Google’s gone and changed things. Again.
If you’re an SEO-savvy reader, don’t panic – I’m not talking about a massive algorithm update. Unless you’ve been using dodgy Spanish, Italian or German link networks (as outlined in Matt Cutts’s recent Tweets), then you can rest easy on the technical SEO front.
No, the latest change Australia’s favourite search engine has made is aesthetic. Have you noticed? The appearance of the search results pages has been altered. Which means that, for the sake of Human Optimisation, it’s time to give your title tags a spring clean. (Or, for those among you who currently live south of the equator like me, it’s time to give your title tags an autumn makeover.)
What’s a Title Tag?
A title tag (aka meta title) is a little bit of code on each page of your website. As the name suggests, it’s the title for that page.
Title tags don’t appear on your webpage, but they do appear in the tab above it on Chrome, Firefox, and IE (I presume the same applies to Safari and Opera – check it and let me know in the comments).
More importantly, they appear in a search engine’s result pages (SERPs) as the title for your website. For instance, here’s an image of my home page’s current title tag as it appears in the new-look Google SERPs (it’s the purple bit that reads “Copywriter Brisbane | Emily Read | SEO & Inbound Marketing”).
As outlined in this blog by Moz’s Dr Pete Meyers, there have been several (mostly subtle) changes to Google’s appearance in its 2014 redesign. Among them is the fact that the size of the title tag font has increased.
Why Should I Care?
Traditional SEO wisdom held that a title tag should be no more than 70 characters long in order to avoid being truncated by Google in the SERPs. However, last year, several SEOs (who probably had too much time on their hands) found that Google appeared to care more about the size of your title tag in pixels, rather than the character length. Suggestions regarding the maximum pixel size range from 448 to 548 pixels, although 512 pixels appears to be the most-quoted number.
But with the new, larger font size for title tags in Google’s search results, your old title tags may no longer fit into the search giant’s new-look result pages, regardless of whether you stuck to the 70-character or 512-pixel dogma.
No Really, Why Should I Care?
There are two main reasons you probably want to avoid truncated title tags.
The first is completely aesthetic, and in fact you might disagree. But personally, I think truncated results for a webpage look ugly. Ain’t nobody got time for that.
The second reason is much more important, however: you need the people searching for you to get all the vital information your title tag is meant to convey.
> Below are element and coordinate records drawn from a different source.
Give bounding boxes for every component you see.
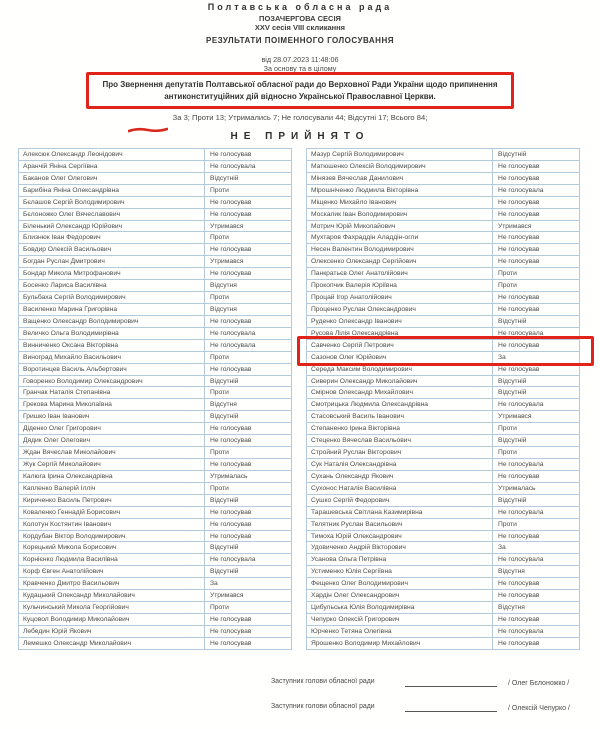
deputy-name: Дядик Олег Олегович — [19, 435, 205, 446]
deputy-vote: Не голосував — [210, 520, 252, 528]
deputy-name: Бовдир Олексій Васильович — [19, 244, 205, 255]
deputy-vote: Не голосував — [498, 532, 540, 540]
table-row — [307, 185, 579, 197]
deputy-name: Лемешко Олександр Миколайович — [19, 638, 205, 649]
votes-table-right — [306, 148, 580, 650]
deputy-name: Середа Максим Володимирович — [307, 364, 493, 375]
deputy-name: Панкратьєв Олег Анатолійович — [307, 268, 493, 279]
table-row — [19, 221, 291, 233]
deputy-vote: Не голосувала — [498, 186, 544, 194]
table-row — [19, 161, 291, 173]
table-row — [307, 244, 579, 256]
table-row — [19, 602, 291, 614]
deputy-vote: Не голосувала — [210, 556, 256, 564]
table-row — [19, 328, 291, 340]
table-row — [307, 209, 579, 221]
table-row — [19, 554, 291, 566]
deputy-name: Аранчій Яніна Сергіївна — [19, 161, 205, 172]
table-row — [19, 173, 291, 185]
deputy-name: Бєлашов Сергій Володимирович — [19, 197, 205, 208]
deputy-vote: Не голосував — [210, 460, 252, 468]
table-row — [19, 471, 291, 483]
table-row — [19, 197, 291, 209]
deputy-vote: Не голосував — [210, 532, 252, 540]
deputy-name: Калюга Ірина Олександрівна — [19, 471, 205, 482]
deputy-vote: Не голосувала — [498, 329, 544, 337]
vote-summary: За 3; Проти 13; Утримались 7; Не голосували 44; Відсутні 17; Всього 84; — [172, 113, 428, 122]
table-row — [307, 221, 579, 233]
deputy-name: Босенко Лариса Василівна — [19, 280, 205, 291]
deputy-vote: Проти — [498, 425, 517, 433]
deputy-vote: Не голосував — [498, 174, 540, 182]
deputy-name: Воротинцев Василь Альбертович — [19, 364, 205, 375]
signature-line — [405, 686, 497, 687]
deputy-vote: Не голосувала — [498, 401, 544, 409]
deputy-name: Савченко Сергій Петрович — [307, 340, 493, 351]
deputy-name: Капленко Валерій Ілліч — [19, 483, 205, 494]
table-row — [307, 507, 579, 519]
deputy-name: Фещенко Олег Володимирович — [307, 578, 493, 589]
table-row — [307, 280, 579, 292]
deputy-name: Бєлоножко Олег Вячеславович — [19, 209, 205, 220]
deputy-name: Куцовол Володимир Миколайович — [19, 614, 205, 625]
deputy-vote: Проти — [210, 234, 229, 242]
table-row — [307, 423, 579, 435]
deputy-vote: Не голосував — [210, 425, 252, 433]
table-row — [307, 566, 579, 578]
deputy-name: Сухонос Наталія Василівна — [307, 483, 493, 494]
table-row — [307, 542, 579, 554]
deputy-vote: Не голосував — [498, 341, 540, 349]
deputy-name: Корецький Микола Борисович — [19, 542, 205, 553]
table-row — [19, 614, 291, 626]
table-row — [19, 578, 291, 590]
deputy-name: Кириченко Василь Петрович — [19, 495, 205, 506]
session-number: XXV сесія VIII скликання — [254, 23, 346, 32]
table-row — [19, 280, 291, 292]
deputy-name: Баканов Олег Олегович — [19, 173, 205, 184]
deputy-name: Матюшенко Олексій Володимирович — [307, 161, 493, 172]
deputy-vote: Відсутня — [498, 604, 525, 612]
deputy-name: Винниченко Оксана Вікторівна — [19, 340, 205, 351]
deputy-vote: Відсутня — [210, 305, 237, 313]
deputy-name: Мінязев Вячеслав Данилович — [307, 173, 493, 184]
deputy-name: Москалик Іван Володимирович — [307, 209, 493, 220]
table-row — [19, 566, 291, 578]
deputy-vote: Не голосував — [498, 580, 540, 588]
deputy-name: Усанова Ольга Петрівна — [307, 554, 493, 565]
deputy-name: Жук Сергій Миколайович — [19, 459, 205, 470]
deputy-name: Стасовський Василь Іванович — [307, 411, 493, 422]
table-row — [307, 495, 579, 507]
deputy-name: Степаненко Ірина Вікторівна — [307, 423, 493, 434]
deputy-name: Міщенко Михайло Іванович — [307, 197, 493, 208]
table-row — [19, 531, 291, 543]
deputy-vote: Не голосувала — [210, 329, 256, 337]
table-row — [19, 387, 291, 399]
deputy-name: Бондар Микола Митрофанович — [19, 268, 205, 279]
deputy-vote: Відсутній — [498, 151, 527, 158]
table-row — [19, 340, 291, 352]
deputy-name: Несен Валентин Володимирович — [307, 244, 493, 255]
deputy-name: Коваленко Геннадій Борисович — [19, 507, 205, 518]
table-row — [307, 376, 579, 388]
deputy-vote: Не голосував — [210, 639, 252, 647]
votes-table-left — [18, 148, 292, 650]
deputy-vote: За — [210, 580, 218, 588]
deputy-vote: Не голосував — [210, 615, 252, 623]
table-row — [19, 507, 291, 519]
table-row — [19, 304, 291, 316]
table-row — [19, 626, 291, 638]
deputy-name: Смірнов Олександр Михайлович — [307, 387, 493, 398]
deputy-name: Біленький Олександр Юрійович — [19, 221, 205, 232]
deputy-name: Сук Наталія Олександрівна — [307, 459, 493, 470]
deputy-vote: За — [498, 544, 506, 552]
signatory-role: Заступник голови обласної ради — [271, 678, 375, 685]
table-row — [19, 232, 291, 244]
table-row — [19, 638, 291, 650]
deputy-vote: Не голосувала — [498, 460, 544, 468]
table-row — [307, 316, 579, 328]
table-row — [307, 387, 579, 399]
vote-datetime: від 28.07.2023 11:48:06 — [261, 55, 339, 64]
deputy-vote: Не голосував — [210, 270, 252, 278]
table-row — [307, 304, 579, 316]
deputy-name: Удовиченко Андрій Вікторович — [307, 542, 493, 553]
deputy-vote: Не голосував — [498, 592, 540, 600]
deputy-vote: Відсутній — [210, 568, 239, 576]
deputy-vote: Проти — [210, 186, 229, 194]
deputy-name: Богдан Руслан Дмитрович — [19, 256, 205, 267]
signatory-role: Заступник голови обласної ради — [271, 703, 375, 710]
deputy-vote: Не голосував — [498, 365, 540, 373]
deputy-vote: Проти — [210, 449, 229, 457]
table-row — [19, 459, 291, 471]
deputy-name: Олексенко Олександр Сергійович — [307, 256, 493, 267]
table-row — [307, 447, 579, 459]
deputy-name: Величко Ольга Володимирівна — [19, 328, 205, 339]
deputy-vote: Не голосувала — [498, 508, 544, 516]
deputy-name: Стеценко Вячеслав Васильович — [307, 435, 493, 446]
deputy-name: Говоренко Володимир Олександрович — [19, 376, 205, 387]
deputy-vote: Утримався — [498, 413, 532, 421]
table-row — [19, 209, 291, 221]
deputy-name: Телятник Руслан Васильович — [307, 519, 493, 530]
table-row — [307, 554, 579, 566]
deputy-name: Смотрицька Людмила Олександрівна — [307, 399, 493, 410]
deputy-vote: Відсутній — [210, 377, 239, 385]
table-row — [307, 471, 579, 483]
deputy-vote: Проти — [210, 604, 229, 612]
deputy-name: Чепурко Олексій Григорович — [307, 614, 493, 625]
deputy-name: Мотрич Юрій Миколайович — [307, 221, 493, 232]
deputy-vote: Відсутня — [210, 282, 237, 290]
deputy-name: Сазонов Олег Юрійович — [307, 352, 493, 363]
table-row — [19, 185, 291, 197]
deputy-vote: Проти — [498, 520, 517, 528]
table-row — [307, 340, 579, 352]
decision-text: НЕ ПРИЙНЯТО — [230, 131, 370, 142]
deputy-name: Русова Лілія Олександрівна — [307, 328, 493, 339]
deputy-name: Колотун Костянтин Іванович — [19, 519, 205, 530]
table-row — [19, 376, 291, 388]
table-row — [307, 435, 579, 447]
signatory-name: / Олексій Чепурко / — [508, 705, 570, 712]
table-row — [19, 316, 291, 328]
deputy-vote: Не голосував — [498, 305, 540, 313]
deputy-vote: Не голосував — [210, 151, 252, 158]
deputy-vote: Не голосував — [210, 198, 252, 206]
table-row — [19, 149, 291, 161]
deputy-vote: Не голосував — [498, 234, 540, 242]
table-row — [307, 459, 579, 471]
table-row — [19, 519, 291, 531]
deputy-name: Бульбаха Сергій Володимирович — [19, 292, 205, 303]
deputy-name: Кордубан Віктор Володимирович — [19, 531, 205, 542]
deputy-vote: Не голосував — [498, 294, 540, 302]
deputy-vote: Проти — [498, 449, 517, 457]
deputy-name: Гришко Іван Іванович — [19, 411, 205, 422]
deputy-name: Мазур Сергій Володимирович — [307, 149, 493, 160]
deputy-name: Прокопчик Валерія Юріївна — [307, 280, 493, 291]
deputy-vote: Відсутній — [498, 496, 527, 504]
deputy-vote: Не голосував — [210, 508, 252, 516]
table-row — [19, 244, 291, 256]
deputy-name: Алексюк Олександр Леонідович — [19, 149, 205, 160]
deputy-vote: Відсутній — [210, 174, 239, 182]
deputy-name: Грекова Марина Миколаївна — [19, 399, 205, 410]
results-title: РЕЗУЛЬТАТИ ПОІМЕННОГО ГОЛОСУВАННЯ — [206, 36, 394, 45]
table-row — [19, 435, 291, 447]
table-row — [19, 364, 291, 376]
deputy-vote: Не голосував — [210, 437, 252, 445]
deputy-vote: Не голосував — [210, 210, 252, 218]
table-row — [19, 411, 291, 423]
deputy-vote: Не голосував — [498, 615, 540, 623]
question-text: Про Звернення депутатів Полтавської обласної ради до Верховної Ради України щодо припинення антиконституційних дій відносно Української Православної Церкви. — [102, 79, 498, 101]
table-row — [307, 483, 579, 495]
deputy-vote: Не голосував — [498, 472, 540, 480]
deputy-vote: Відсутній — [498, 317, 527, 325]
deputy-name: Сушко Сергій Федорович — [307, 495, 493, 506]
deputy-name: Мухтаров Фахраддін Аладдін-огли — [307, 232, 493, 243]
deputy-name: Лебедин Юрій Якович — [19, 626, 205, 637]
deputy-vote: Не голосував — [498, 210, 540, 218]
deputy-vote: Відсутній — [498, 437, 527, 445]
table-row — [307, 638, 579, 650]
deputy-vote: Утрималась — [210, 472, 248, 480]
table-row — [19, 542, 291, 554]
table-row — [307, 364, 579, 376]
table-row — [19, 423, 291, 435]
deputy-vote: Не голосувала — [210, 341, 256, 349]
deputy-name: Ващенко Олександр Володимирович — [19, 316, 205, 327]
table-row — [19, 447, 291, 459]
deputy-vote: Утримався — [498, 222, 532, 230]
table-row — [307, 292, 579, 304]
deputy-name: Близнюк Іван Федорович — [19, 232, 205, 243]
signatory-name: / Олег Бєлоножко / — [508, 680, 570, 687]
deputy-vote: Не голосувала — [498, 627, 544, 635]
deputy-name: Корф Євген Анатолійович — [19, 566, 205, 577]
deputy-name: Корнієнко Людмила Василівна — [19, 554, 205, 565]
deputy-vote: Відсутній — [498, 377, 527, 385]
deputy-vote: Не голосував — [210, 365, 252, 373]
vote-basis: За основу та в цілому — [263, 64, 337, 73]
deputy-name: Тимоха Юрій Олександрович — [307, 531, 493, 542]
table-row — [307, 626, 579, 638]
deputy-vote: Не голосував — [498, 246, 540, 254]
table-row — [307, 519, 579, 531]
deputy-name: Ярошенко Володимир Михайлович — [307, 638, 493, 649]
table-row — [19, 483, 291, 495]
deputy-vote: Відсутній — [210, 496, 239, 504]
deputy-vote: Не голосував — [498, 162, 540, 170]
deputy-vote: Не голосувала — [498, 556, 544, 564]
deputy-name: Мірошніченко Людмила Вікторівна — [307, 185, 493, 196]
deputy-vote: Не голосував — [210, 627, 252, 635]
table-row — [307, 197, 579, 209]
deputy-vote: Не голосував — [498, 639, 540, 647]
deputy-name: Барибіна Яніна Олександрівна — [19, 185, 205, 196]
deputy-vote: За — [498, 353, 506, 361]
table-row — [19, 590, 291, 602]
question-annotation-box — [86, 72, 514, 109]
table-row — [19, 256, 291, 268]
deputy-vote: Утримався — [210, 258, 244, 266]
deputy-vote: Не голосував — [498, 198, 540, 206]
deputy-name: Сиверин Олександр Миколайович — [307, 376, 493, 387]
deputy-name: Кудацький Олександр Миколайович — [19, 590, 205, 601]
deputy-vote: Не голосував — [210, 317, 252, 325]
deputy-vote: Не голосувала — [210, 162, 256, 170]
table-row — [19, 352, 291, 364]
table-row — [307, 352, 579, 364]
table-row — [19, 495, 291, 507]
deputy-vote: Утримався — [210, 222, 244, 230]
session-type: ПОЗАЧЕРГОВА СЕСІЯ — [259, 14, 341, 23]
table-row — [307, 411, 579, 423]
deputy-name: Проценко Руслан Олександрович — [307, 304, 493, 315]
table-row — [307, 614, 579, 626]
deputy-name: Кравченко Дмитро Васильович — [19, 578, 205, 589]
table-row — [307, 268, 579, 280]
deputy-name: Кульчинський Микола Георгійович — [19, 602, 205, 613]
deputy-vote: Відсутній — [210, 544, 239, 552]
deputy-vote: Відсутній — [498, 389, 527, 397]
deputy-name: Ждан Вячеслав Миколайович — [19, 447, 205, 458]
table-row — [307, 399, 579, 411]
deputy-vote: Відсутня — [210, 401, 237, 409]
deputy-name: Руденко Олександр Іванович — [307, 316, 493, 327]
deputy-vote: Відсутня — [498, 568, 525, 576]
deputy-name: Цибульська Юлія Володимирівна — [307, 602, 493, 613]
table-row — [307, 256, 579, 268]
org-title: Полтавська обласна рада — [207, 2, 393, 12]
deputy-name: Процай Ігор Анатолійович — [307, 292, 493, 303]
table-row — [307, 149, 579, 161]
deputy-vote: Утрималась — [498, 484, 536, 492]
deputy-name: Сухань Олександр Якович — [307, 471, 493, 482]
signature-row — [0, 703, 600, 715]
deputy-vote: Утримався — [210, 592, 244, 600]
deputy-vote: Проти — [210, 294, 229, 302]
deputy-name: Стройний Руслан Вікторович — [307, 447, 493, 458]
deputy-vote: Проти — [498, 270, 517, 278]
signature-row — [0, 678, 600, 690]
table-row — [307, 531, 579, 543]
deputy-name: Тарашевська Світлана Казимирівна — [307, 507, 493, 518]
deputy-name: Василенко Марина Григорівна — [19, 304, 205, 315]
deputy-vote: Проти — [498, 282, 517, 290]
deputy-vote: Відсутній — [210, 413, 239, 421]
deputy-name: Устименко Юлія Сергіївна — [307, 566, 493, 577]
table-row — [307, 578, 579, 590]
table-row — [307, 602, 579, 614]
table-row — [307, 161, 579, 173]
deputy-name: Хардін Олег Олександрович — [307, 590, 493, 601]
deputy-vote: Проти — [210, 353, 229, 361]
deputy-vote: Не голосував — [498, 258, 540, 266]
deputy-name: Виноград Михайло Васильович — [19, 352, 205, 363]
deputy-name: Юрченко Тетяна Олегівна — [307, 626, 493, 637]
table-row — [19, 399, 291, 411]
table-row — [19, 268, 291, 280]
deputy-vote: Проти — [210, 389, 229, 397]
deputy-vote: Проти — [210, 484, 229, 492]
table-row — [307, 590, 579, 602]
deputy-vote: Не голосував — [210, 246, 252, 254]
table-row — [19, 292, 291, 304]
signature-line — [405, 711, 497, 712]
table-row — [307, 173, 579, 185]
deputy-name: Діденко Олег Григорович — [19, 423, 205, 434]
table-row — [307, 328, 579, 340]
deputy-name: Гранчак Наталія Степанівна — [19, 387, 205, 398]
table-row — [307, 232, 579, 244]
Your title tag is probably the first thing a potential visitor to your site is going to notice. It’s the first step in the process of drawing them in and enticing them to click. And if Google’s new-look SERPs are truncating your title and hiding some of the vital information you’re conveying, then human searchers are missing out on what you have to say. That’s bad for Human Optimisation, and it’s also bad for you, because you are potentially missing out on a visit from those human searchers.
What Should I Do?
The solution to this is simple – thanks to Google’s new-look SERPs, it’s time to give your title tags a spring clean! <>
The first step is easy: start Googling yourself. Search for the main pages on your site, and check to see whether any of your title tags are being truncated due to the new, larger font size.
Once you’ve identified any problems, get to work on your title tags. Make them shorter. Look to see if you can make any of the following changes:
- replace “and” with “&”
- replace hyphens with colons or pipes
- replace written numbers with numerals
- remove or abbreviate branding
If you can’t apply any of the above changes to your title tags, then it’s time to get ruthless – hack away at them, or re-write them so that they’re concise and snappy.
Finally, do some more testing. Wait a few days for Google to re-crawl your site, then see how your newly-shortened title tags are faring. It’s a bit trial and error, but you’ll get there in the end. And it will be worth it.